Why is TCP termed "reliable"?

The simple answer is that it overcomes the effects of packet loss or receiving packets out of order. Let's elaborate more, shall we?

Packet loss occurs when data fails to reach its destination typically because of data transmission errors (such as wireless network interference) or network congestion.

Network congestion happens when nodes attempt to send more data over a network connection than the connection can handle, causing the nodes to discard the excess packets.

Flow control and retransmission allow TCP to overcome packet loss and facilitate the delivery of data to the recipient.

Working With TCP Sessions

A TCP session allows you to deliver a stream of data from any site to a recipient and receive confirmation that the recipient received the data.

Establishing A Session With The TCP Handshake

A TCP connection uses a 3-way handshake to introduce the client to the server and the server to the client. The handshake creates and establishes a TCP session over which the client and server exchange data

Before it can establish a TCP session, the server must listen for incoming connection (the term server and client is used to refer to the listening node and dialing node. TCP itself doesn't have a concept of a client and server, but an established session between two nodes, whereby one node reaches out to another node to establish the session.

As the first step of the handshake, the client sends a packet with the syn flag to the server. The SYN packet informs the server of the client's capabilities and preferred window setting for the rest of the conversation.

Next, the server responds with its packet, with both the ACK and SYN flags set. The ACK flag tells the client that the server acknowledges receipt of the client's SYN packet. The server's SYN packet tells the client what setting it's agreed to for the duration of the conversion.

Finally, the client replies with an ACK packet to acknowledge the server's SYN packet, which establishes the TCP session.

Each TCP packet contains a seq no, which the receiver uses to acknowledge receipt of each packet and properly order the packets.

An ACK packet users the seq not to tell the sender, "I've received all packets up to and including the packet with this sequence number."

The sender uses the sequence number in the ACK packet to determine whether it needs to retransmit any packets. For example, if a sender transmits a bunch of packets with seq no up through 100 but then receives an ACK from the receiver with seq no. 90, the sender knows it needs to retransmit the packet from sequence no. 91 to 100.

Note: One ACK packet can acknowledge the receipt of one or more packets from the sender.

Receive Buffer and Window Sizes

Since TCP allows a single ACK packet to acknowledge the receipt of more than one incoming packet, the receiver must advertise to the sender how much space it has available in its receive buffer before it sends an acknowledgment.

A receive buffer is a block of memory reserved for incoming data on a network connection. It allows the node to accept a certain amount of data from the network without requiring an application to immediately read the data.
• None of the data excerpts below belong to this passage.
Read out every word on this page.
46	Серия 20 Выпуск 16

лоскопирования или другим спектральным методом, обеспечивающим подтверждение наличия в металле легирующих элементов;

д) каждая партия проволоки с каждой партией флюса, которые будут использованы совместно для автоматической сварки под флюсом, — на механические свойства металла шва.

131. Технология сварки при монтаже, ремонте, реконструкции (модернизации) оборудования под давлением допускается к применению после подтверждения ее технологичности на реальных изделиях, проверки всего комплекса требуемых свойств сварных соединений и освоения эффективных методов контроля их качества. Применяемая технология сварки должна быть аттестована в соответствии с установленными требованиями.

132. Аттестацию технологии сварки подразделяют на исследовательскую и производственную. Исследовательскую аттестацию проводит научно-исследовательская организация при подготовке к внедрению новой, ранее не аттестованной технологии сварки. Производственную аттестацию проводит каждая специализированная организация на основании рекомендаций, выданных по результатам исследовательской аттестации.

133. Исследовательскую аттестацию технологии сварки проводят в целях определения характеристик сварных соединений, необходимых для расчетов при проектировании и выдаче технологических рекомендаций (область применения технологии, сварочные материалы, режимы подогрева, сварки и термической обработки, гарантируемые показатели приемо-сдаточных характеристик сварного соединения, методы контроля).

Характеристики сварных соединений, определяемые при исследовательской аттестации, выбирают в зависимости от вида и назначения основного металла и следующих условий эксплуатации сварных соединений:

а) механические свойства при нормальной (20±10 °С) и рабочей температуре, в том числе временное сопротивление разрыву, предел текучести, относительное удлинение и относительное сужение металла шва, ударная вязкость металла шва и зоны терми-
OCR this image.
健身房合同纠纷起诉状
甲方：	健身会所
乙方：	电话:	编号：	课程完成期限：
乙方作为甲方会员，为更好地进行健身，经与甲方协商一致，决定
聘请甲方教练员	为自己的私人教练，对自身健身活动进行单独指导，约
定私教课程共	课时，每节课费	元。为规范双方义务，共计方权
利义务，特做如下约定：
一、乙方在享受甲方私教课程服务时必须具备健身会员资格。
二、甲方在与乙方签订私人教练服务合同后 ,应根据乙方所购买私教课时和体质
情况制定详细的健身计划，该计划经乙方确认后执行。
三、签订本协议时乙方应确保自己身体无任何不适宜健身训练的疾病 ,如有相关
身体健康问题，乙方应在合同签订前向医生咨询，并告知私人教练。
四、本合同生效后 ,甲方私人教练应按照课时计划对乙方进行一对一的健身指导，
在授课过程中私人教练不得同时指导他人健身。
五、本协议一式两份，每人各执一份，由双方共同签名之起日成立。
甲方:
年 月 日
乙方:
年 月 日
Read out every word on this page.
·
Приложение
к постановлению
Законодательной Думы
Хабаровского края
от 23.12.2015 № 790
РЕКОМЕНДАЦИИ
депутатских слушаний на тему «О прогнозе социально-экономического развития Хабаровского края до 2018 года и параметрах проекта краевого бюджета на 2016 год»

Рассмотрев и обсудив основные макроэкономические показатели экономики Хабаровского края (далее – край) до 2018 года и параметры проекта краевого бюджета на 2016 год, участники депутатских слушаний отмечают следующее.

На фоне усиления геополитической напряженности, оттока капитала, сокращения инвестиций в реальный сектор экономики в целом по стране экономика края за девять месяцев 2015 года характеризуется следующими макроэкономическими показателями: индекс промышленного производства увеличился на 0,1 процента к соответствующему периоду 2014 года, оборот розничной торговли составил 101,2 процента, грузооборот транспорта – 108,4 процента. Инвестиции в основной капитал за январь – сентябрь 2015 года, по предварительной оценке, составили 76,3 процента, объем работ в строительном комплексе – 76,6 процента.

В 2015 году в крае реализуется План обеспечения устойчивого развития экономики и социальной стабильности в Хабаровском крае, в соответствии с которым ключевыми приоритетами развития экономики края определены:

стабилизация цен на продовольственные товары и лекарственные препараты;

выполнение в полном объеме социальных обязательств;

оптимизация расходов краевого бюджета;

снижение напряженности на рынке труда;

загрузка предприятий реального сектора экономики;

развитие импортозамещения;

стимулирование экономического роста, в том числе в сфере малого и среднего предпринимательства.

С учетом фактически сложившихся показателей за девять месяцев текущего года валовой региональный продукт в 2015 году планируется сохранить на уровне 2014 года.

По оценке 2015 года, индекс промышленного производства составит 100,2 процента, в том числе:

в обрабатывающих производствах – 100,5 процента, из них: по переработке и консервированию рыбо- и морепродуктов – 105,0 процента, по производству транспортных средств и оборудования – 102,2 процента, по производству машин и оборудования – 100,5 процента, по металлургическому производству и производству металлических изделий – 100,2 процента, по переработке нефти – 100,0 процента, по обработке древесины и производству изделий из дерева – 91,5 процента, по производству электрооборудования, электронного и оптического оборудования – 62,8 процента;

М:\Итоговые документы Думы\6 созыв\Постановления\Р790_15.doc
Both the client and server maintain their per-connection receive buffer.

ACK packets include a window size, which is the number of bytes the sender can transmit to the receiver without requiring an acknowledgment.

If the client sends an ACK packet to the server with a window size of 24537, the server knows it can send 24537 bytes to the client before expecting the client to send another ACK packet.

A window size of zero indicates that the receiver's buffer is full and can no longer receive additional data. Both the client and the server keep track of each other's window size and do their best to fill each other's receive buffers. This method of receiving the window size in an ACK packet, sending data, receiving an updated window size in the next ACK, and then sending more data is known as a sliding window.

In the diagram above, the client sends an ACK for previously received data. This ACK includes a window size of 3072 bytes. The server now knows that it can send up to 3072 bytes before it requires an ACK from the client. The server sends three packets with 1027 bytes each to fill the client's receive buffer. The client then sends another ACK with an updated window size of 2048 bytes. This means that the application running on the client read 2048 bytes from the receive buffer before the client sent its acknowledgment to the server. The server then sends two more packets of 1024 bytes to fill the client's receive buffer and waits for another ACK.

That wraps it up! Hope you found some useful information. Till next time, keep coding and reading! 😊